PW, my dear old grandmother was scammed out of big money because she trusted the wrong people. For that reason, even though these sort of things go against common sense, I thought it was a good idea to post the new scam here.


----------



## Pesky Wesky (May 10, 2009)

halydia said:


> PW, my dear old grandmother was scammed out of big money because she trusted the wrong people. For that reason, even though these sort of things go against common sense, I thought it was a good idea to post the new scam here.


I don't doubt it halydia. 
It *is* a good idea to post about scams. I hope everybody continues to do so.
However, it's also a good idea to apply common sense in Spain, so my advice stays the same as in my previous post - don't let the bu**ers in in the first place.


----------



## Alcalaina (Aug 6, 2010)

The gas guys who scammed us did have very official looking ID, with a Junta de Andalucia stamp, and we even rang their "head office" to check!
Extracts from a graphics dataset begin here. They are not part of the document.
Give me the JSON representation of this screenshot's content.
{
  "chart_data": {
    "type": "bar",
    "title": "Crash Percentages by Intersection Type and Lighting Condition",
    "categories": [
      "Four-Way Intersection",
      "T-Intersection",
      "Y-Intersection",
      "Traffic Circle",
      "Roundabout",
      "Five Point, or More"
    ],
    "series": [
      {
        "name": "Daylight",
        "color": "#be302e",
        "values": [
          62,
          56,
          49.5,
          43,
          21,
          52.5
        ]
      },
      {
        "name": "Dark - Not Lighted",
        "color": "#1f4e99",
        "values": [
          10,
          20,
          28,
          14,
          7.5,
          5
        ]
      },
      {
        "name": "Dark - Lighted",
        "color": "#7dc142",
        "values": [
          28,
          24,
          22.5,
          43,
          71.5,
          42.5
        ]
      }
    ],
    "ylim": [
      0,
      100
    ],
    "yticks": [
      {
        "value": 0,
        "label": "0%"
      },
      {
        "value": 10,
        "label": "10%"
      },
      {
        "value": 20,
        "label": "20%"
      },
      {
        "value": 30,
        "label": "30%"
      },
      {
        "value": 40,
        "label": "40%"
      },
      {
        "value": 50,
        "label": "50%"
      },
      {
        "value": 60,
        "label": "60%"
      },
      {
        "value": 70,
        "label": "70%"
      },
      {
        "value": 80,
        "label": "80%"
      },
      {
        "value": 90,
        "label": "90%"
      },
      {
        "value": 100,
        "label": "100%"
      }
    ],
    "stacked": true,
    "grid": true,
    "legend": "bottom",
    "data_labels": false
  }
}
We had been reading about legal requirements to have gas appliances regularly checked a few weeks before, so we were completely taken in.


----------



## Pesky Wesky (May 10, 2009)

Alcalaina said:


> The gas guys who scammed us did have very official looking ID, with a Junta de Andalucia stamp, and we even rang their "head office" to check!
> 
> We had been reading about legal requirements to have gas appliances regularly checked a few weeks before, so we were completely taken in.


Well obviously some scams are more elaborate than others, and an ID with an official stamp on looks very convincing, but I've never even got as far as checking ID. If I don't know they're coming they don't get in through the front gate let alone the front door. I'd rather not get what ever service they're offering, or get labelled as being an unfriendly old cow than get scammed...
but that's just me.


----------



## dunmovin (Dec 19, 2008)

Pesky Wesky said:


> Well obviously some scams are more elaborate than others, and an ID with an official stamp on looks very convincing, but I've never even got as far as checking ID. If I don't know they're coming they don't get in through the front gate let alone the front door. I'd rather not get what ever service they're offering, or get labelled as being an unfriendly old cow than get scammed...
> but that's just me.


if you didn't invite/ask them to visit or there was not a written notification, chances are it's a scam. You are not being "an unfriendly old cow" just someone wise enough not to be taken for a fool:ranger:


----------



## Pesky Wesky (May 10, 2009)

dunmovin said:


> if you didn't invite/ask them to visit or there was not a written notification, chances are it's a scam. You are not being "an unfriendly old cow" just someone wise enough not to be taken for a fool:ranger:


Well, I probably *am* an unfriendly old cow at times, but a smart one!!


----------